Sonia przed kilkoma dniami zaczęła się wylizywać. Po wizycie u weterynarza okazało się, że przyczyną tego było ropomacicze <stres> Takie w pierwszym stadium, ale jednak. Nie czekałam, nie leczyłam farmakologicznie - zdecydowałam się na sterylkę. Dwa dni temu po południu Sonia miała zabieg, który podobno odbył się książkowo. Dziewczynka szybko wraca do zdrowia <hura>
To tak w wielkim skrócie.
Pozdrawiamy wielbicieli naszego wątku <buzki>

Re: Berneński etap. Sonia i Goran.

PostNapisane: 2011-06-26, 20:47
przez Wydra
Życzę Soni szybkiego powrotu do dobrej kondycji <tak> czas szybko leci , za kilka dni zabieg będzie już historią i dla Was i dla suni :]

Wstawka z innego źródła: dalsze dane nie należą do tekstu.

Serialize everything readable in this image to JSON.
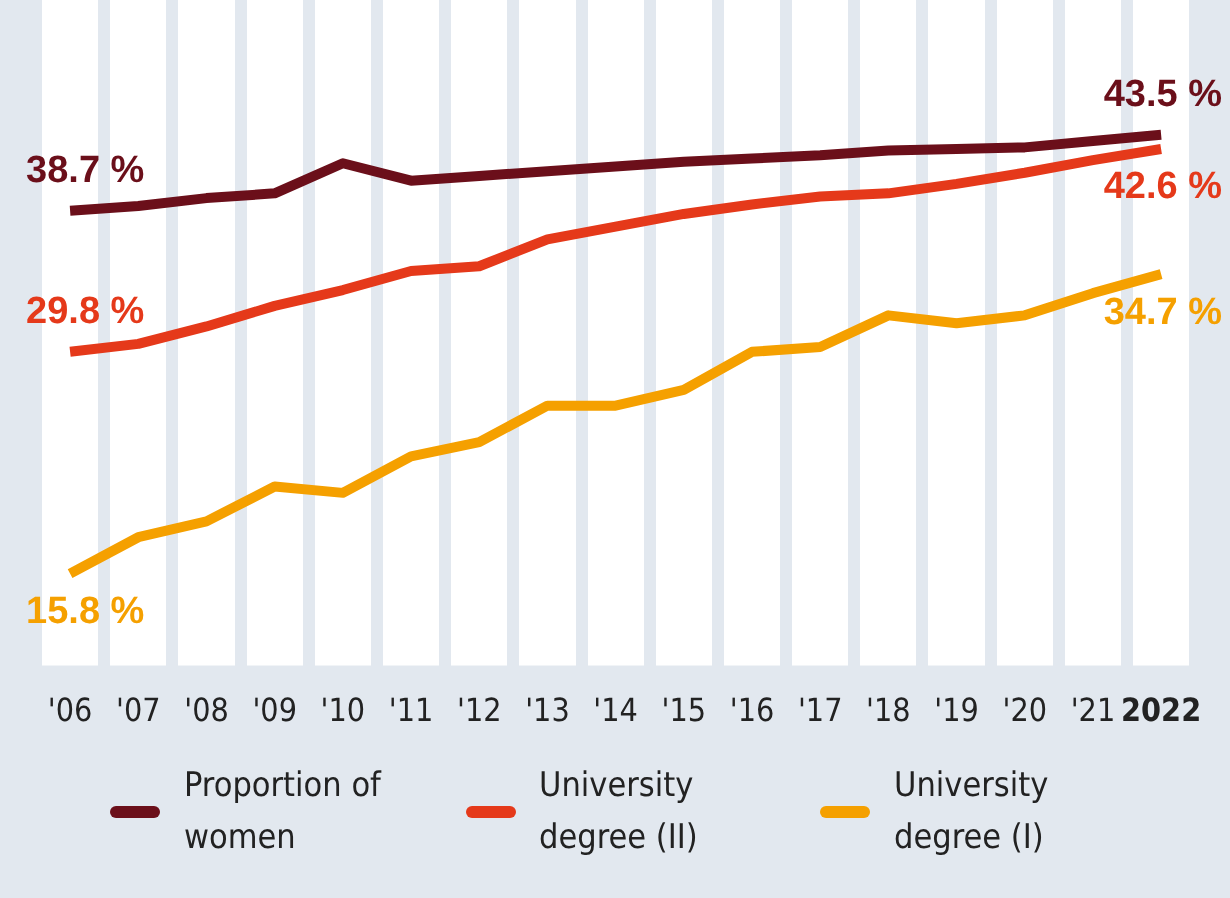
{
  "chart_data": {
    "type": "line",
    "categories": [
      "'06",
      "'07",
      "'08",
      "'09",
      "'10",
      "'11",
      "'12",
      "'13",
      "'14",
      "'15",
      "'16",
      "'17",
      "'18",
      "'19",
      "'20",
      "'21",
      "2022"
    ],
    "ylim": [
      10,
      52
    ],
    "grid": "x",
    "legend": "bottom",
    "marker": "none",
    "line_style": "solid",
    "tick_labels": "x",
    "series": [
      {
        "name": "Proportion of women",
        "color": "#6b0f1a",
        "values": [
          38.7,
          39.0,
          39.5,
          39.8,
          41.7,
          40.6,
          40.9,
          41.2,
          41.5,
          41.8,
          42.0,
          42.2,
          42.5,
          42.6,
          42.7,
          43.1,
          43.5
        ],
        "value_labels": [
          "38.7 %",
          null,
          null,
          null,
          null,
          null,
          null,
          null,
          null,
          null,
          null,
          null,
          null,
          null,
          null,
          null,
          "43.5 %"
        ]
      },
      {
        "name": "University degree (II)",
        "color": "#e5391a",
        "values": [
          29.8,
          30.3,
          31.4,
          32.7,
          33.7,
          34.9,
          35.2,
          36.9,
          37.7,
          38.5,
          39.1,
          39.6,
          39.8,
          40.4,
          41.1,
          41.9,
          42.6
        ],
        "value_labels": [
          "29.8 %",
          null,
          null,
          null,
          null,
          null,
          null,
          null,
          null,
          null,
          null,
          null,
          null,
          null,
          null,
          null,
          "42.6 %"
        ]
      },
      {
        "name": "University degree (I)",
        "color": "#f5a000",
        "values": [
          15.8,
          18.1,
          19.1,
          21.3,
          20.9,
          23.2,
          24.1,
          26.4,
          26.4,
          27.4,
          29.8,
          30.1,
          32.1,
          31.6,
          32.1,
          33.5,
          34.7
        ],
        "value_labels": [
          "15.8 %",
          null,
          null,
          null,
          null,
          null,
          null,
          null,
          null,
          null,
          null,
          null,
          null,
          null,
          null,
          null,
          "34.7 %"
        ]
      }
    ]
  }
}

Re: Berneński etap. Sonia i Goran.

PostNapisane: 2011-06-26, 20:52
przez Majszczur
Buziaki dla ślicznej rekonwalescentki <buzki> wracaj szybko do formy <okok>

Re: Berneński etap. Sonia i Goran.

PostNapisane: 2011-06-27, 11:14
przez KasiaT
Szybkiego powrotu do zdrowia ślicznej panience,aby znowu mogła dokazywać z Gorankiem <tak>

Re: Berneński etap. Sonia i Goran.

PostNapisane: 2011-06-27, 19:07
przez annasm
Trzymam kciuki za powrót do zdrowia.

Re: Berneński etap. Sonia i Goran.

PostNapisane: 2011-07-04, 14:51
przez basso_077
Sonia już po zdjęciu szwów. Taka krótka chwilka, a dała tyle radości. Wreszcie lekko i swobodnie :emotbern:

Kiedy skończą się te deszcze? Bliźniaki wyjadły prawie wszystkie domowe pluszaki.

Obrazek

W czasie deszczu pieski się nudzą,
to od dawna znana rzecz... la, la, laaaa........

Re: Berneński etap. Sonia i Goran.

PostNapisane: 2011-07-24, 19:10
przez saba&mlis
Jak tam blizniaki? <pies>
Czy czuja sie samotne po wyjezdzie Kody?